Tips for Pricing Parts in Your Automotive Business


Setting prices is an essential step for any new business. But in the automotive industry specifically, pricing can often be tricky. Manufacturers and large businesses often set prices or recommendations that small businesses can’t or shouldn’t compete with. So in order to price parts that will allow a small business to run sustainably, it can help to get an expert’s point of view.

Frank Leutz is the owner of Desert Car Care in Chandler, Arizona and host of the top ranking car talk radio podcast Wrench Nation. Through the years of running his award winning business and interacting with other shop owners, he’s come up with a pricing strategy that has allowed his business to be successful and reach its profit goals. Here are some tips to help you do the same.



Automotive Parts Pricing Tips

Consider Your Profit Goals

Before you actually come up with prices, it can help to work backwards. Calculate your expenses and consider the amount of profits you ultimately want to bring in. From there, you can determine roughly what range your profit margins should be in so that you can support all of your operations and still grow your business.

Don’t Just Use Manufacturer Prices

One mistake that Leutz sees quite often is auto shops simply going with the manufacturer recommended prices, rather than considering their own costs, customers and goals. He says that shop owners shouldn’t just assume that customers won’t pay higher prices and attempt to compete with dealerships and other auto businesses on price alone.


Create a Pricing Matrix

Instead of going with those recommendations, Leutz’s business has a pricing matrix that the team uses for every part. The matrix builds in a profit margin of between 54 and 52 percent for each item. The items that are over $500 have the lowest profit margin, while the least expensive products have a slightly higher margin.

Make it Simple for Your Team

While it might seem tempting to have different pricing models for each type of product, Leutz says that discipline with pricing is very important. In addition to it allowing you to stick with your profit goals, it can also make everything easy for your team if they’re in a situation where they have to set prices.

Leutz adds, “Our matrix is set up to be ‘set it and forget it’ so we don’t really stray from that.”

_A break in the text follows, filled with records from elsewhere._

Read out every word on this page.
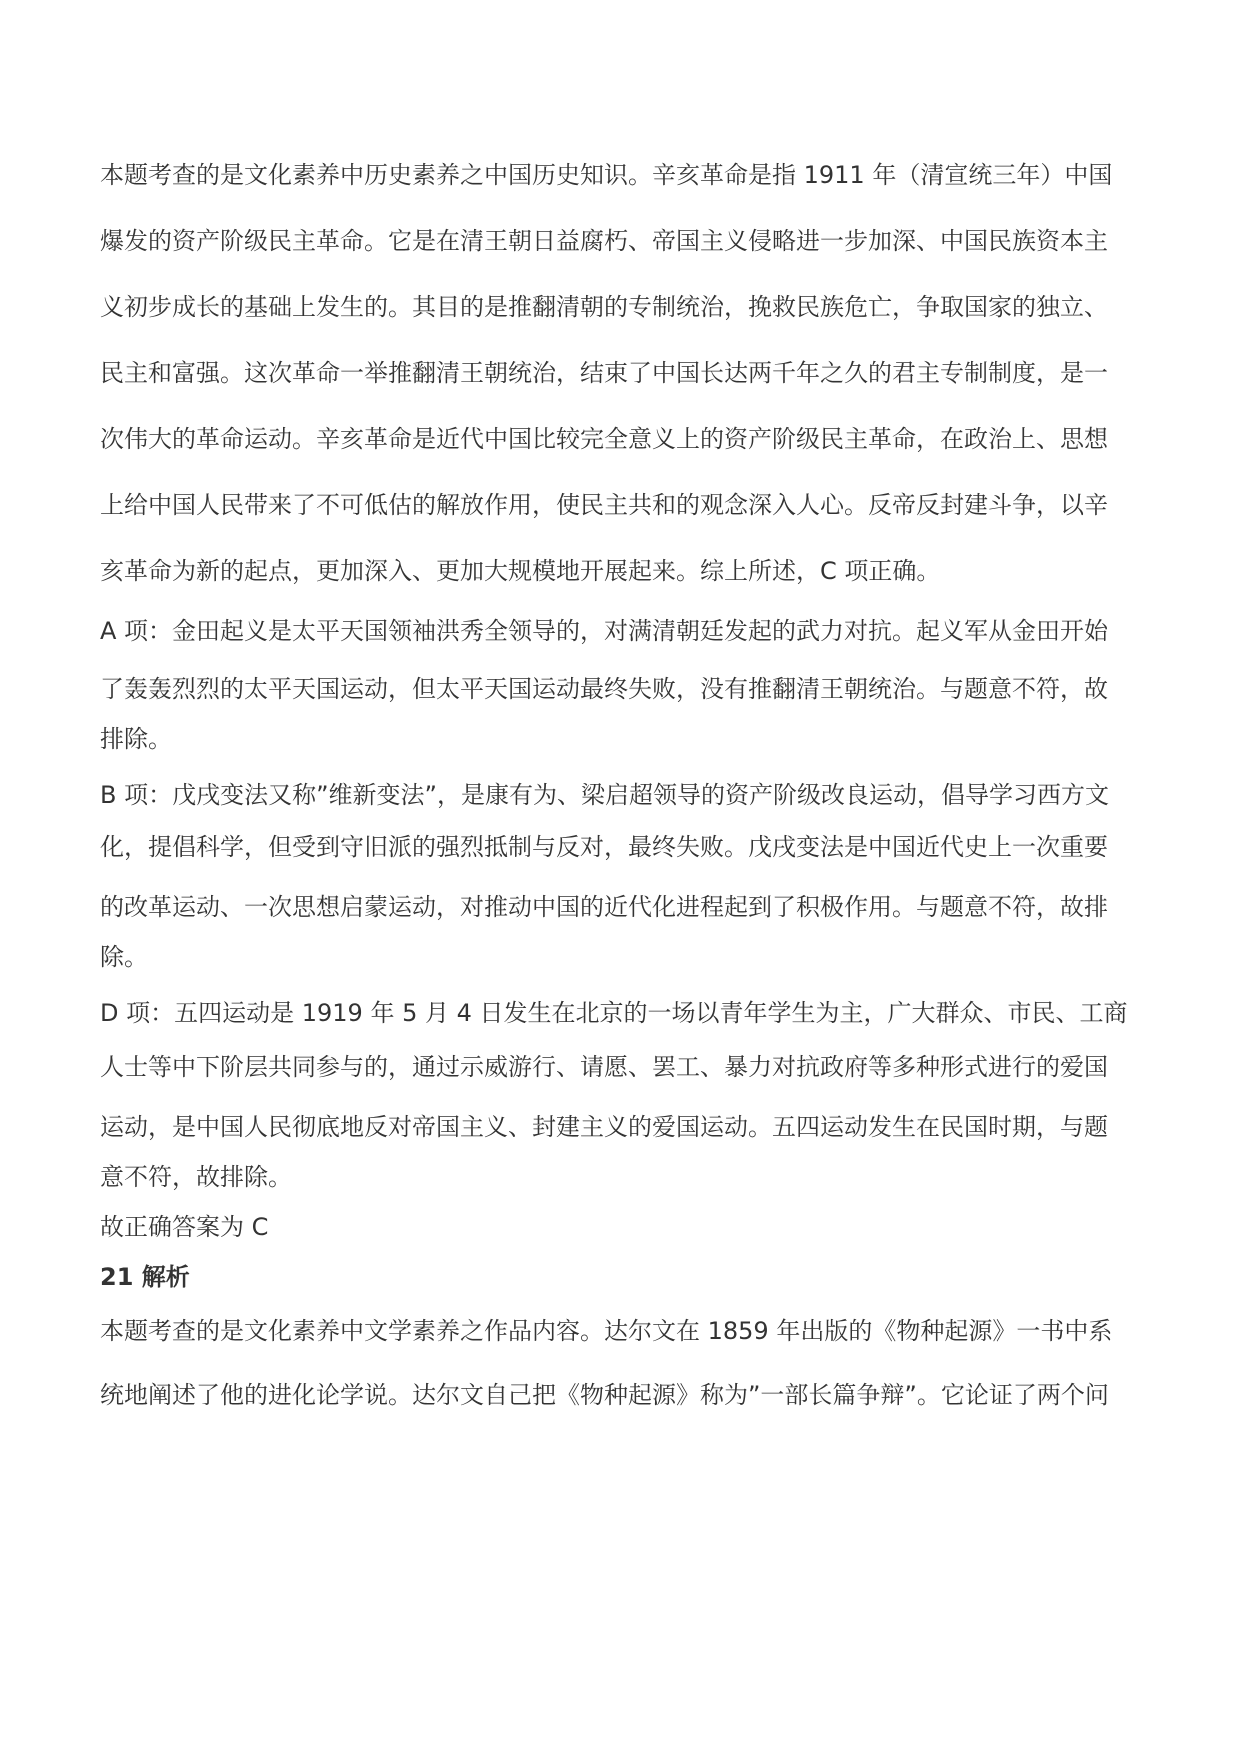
本题考查的是文化素养中历史素养之中国历史知识。辛亥革命是指 1911 年（清宣统三年）中国
爆发的资产阶级民主革命。它是在清王朝日益腐朽、帝国主义侵略进一步加深、中国民族资本主
义初步成长的基础上发生的。其目的是推翻清朝的专制统治，挽救民族危亡，争取国家的独立、
民主和富强。这次革命一举推翻清王朝统治，结束了中国长达两千年之久的君主专制制度，是一
次伟大的革命运动。辛亥革命是近代中国比较完全意义上的资产阶级民主革命，在政治上、思想
上给中国人民带来了不可低估的解放作用，使民主共和的观念深入人心。反帝反封建斗争，以辛
亥革命为新的起点，更加深入、更加大规模地开展起来。综上所述，C 项正确。
A 项：金田起义是太平天国领袖洪秀全领导的，对满清朝廷发起的武力对抗。起义军从金田开始
了轰轰烈烈的太平天国运动，但太平天国运动最终失败，没有推翻清王朝统治。与题意不符，故
排除。
B 项：戊戌变法又称”维新变法”，是康有为、梁启超领导的资产阶级改良运动，倡导学习西方文
化，提倡科学，但受到守旧派的强烈抵制与反对，最终失败。戊戌变法是中国近代史上一次重要
的改革运动、一次思想启蒙运动，对推动中国的近代化进程起到了积极作用。与题意不符，故排
除。
D 项：五四运动是 1919 年 5 月 4 日发生在北京的一场以青年学生为主，广大群众、市民、工商
人士等中下阶层共同参与的，通过示威游行、请愿、罢工、暴力对抗政府等多种形式进行的爱国
运动，是中国人民彻底地反对帝国主义、封建主义的爱国运动。五四运动发生在民国时期，与题
意不符，故排除。
故正确答案为 C
21 解析
本题考查的是文化素养中文学素养之作品内容。达尔文在 1859 年出版的《物种起源》一书中系
统地阐述了他的进化论学说。达尔文自己把《物种起源》称为”一部长篇争辩”。它论证了两个问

Create a Sustainable Strategy

When considering the profit margins for each part, you need to also factor in potential growth. Are you going to need to hire extra team members? Are your marketing costs going up? Consider future costs along with your goals when determining how much profit margin you need to include in your pricing strategy.

Value Quality Help

Another thing to consider over the long run, according to Leutz, is hiring quality talent for your business. If you can bring on employees who are experts in the automotive industry and great at serving customers, it can help your customers receive value for their investment and support your operations for years to come.

Communicate Value

Rather than trying to lower your prices to appeal to customers, Leutz recommends setting your prices in a way that will allow your business to run successfully and earn a profit. Then you have to find ways to add value that really appeals to customers.

He says, “The most important thing you can do is communicate the value you offer. That could be including a warranty, long-distance warranty, tow truck service, brokering rental cars, whatever it is.”

Focus on Convenience

One of the best things you can do to get customers to understand the value that you offer when installing parts or providing other products or services is by calling attention to the convenience you offer. For an automotive business specifically, there’s convenience in installing parts so that customers don’t have to purchase the item from a manufacturer and then install it themselves. But you can also offer some additional options or aspects that improve the experience and make it even easier for them.

Leutz says, “Time and time again in studies, consumers have said that they want convenience and they’re willing to pay for it.”

Offer Accountability

Additionally, consumers tend to appreciate when businesses will take responsibility for the work they do. If you are accountable through some sort of warranty or satisfaction guarantee, your customers can feel more comfortable that the part and service are going to hold up and that you’ll take care of it if anything goes wrong.

Luetz says, “Like any other service, there is an accountability factor that gives consumers peace of mind. So part of the markup margin is there to pay for all of that profit that the garage is entitled to.”

Train Your Team

On the service end, you also need to make sure that your team members are equipped and prepared to communicate that value to customers who come in. If a customer knows they can get a part for a cheaper price somewhere else, then every member of your team should be prepared enough to explain why they should still do business with your company instead.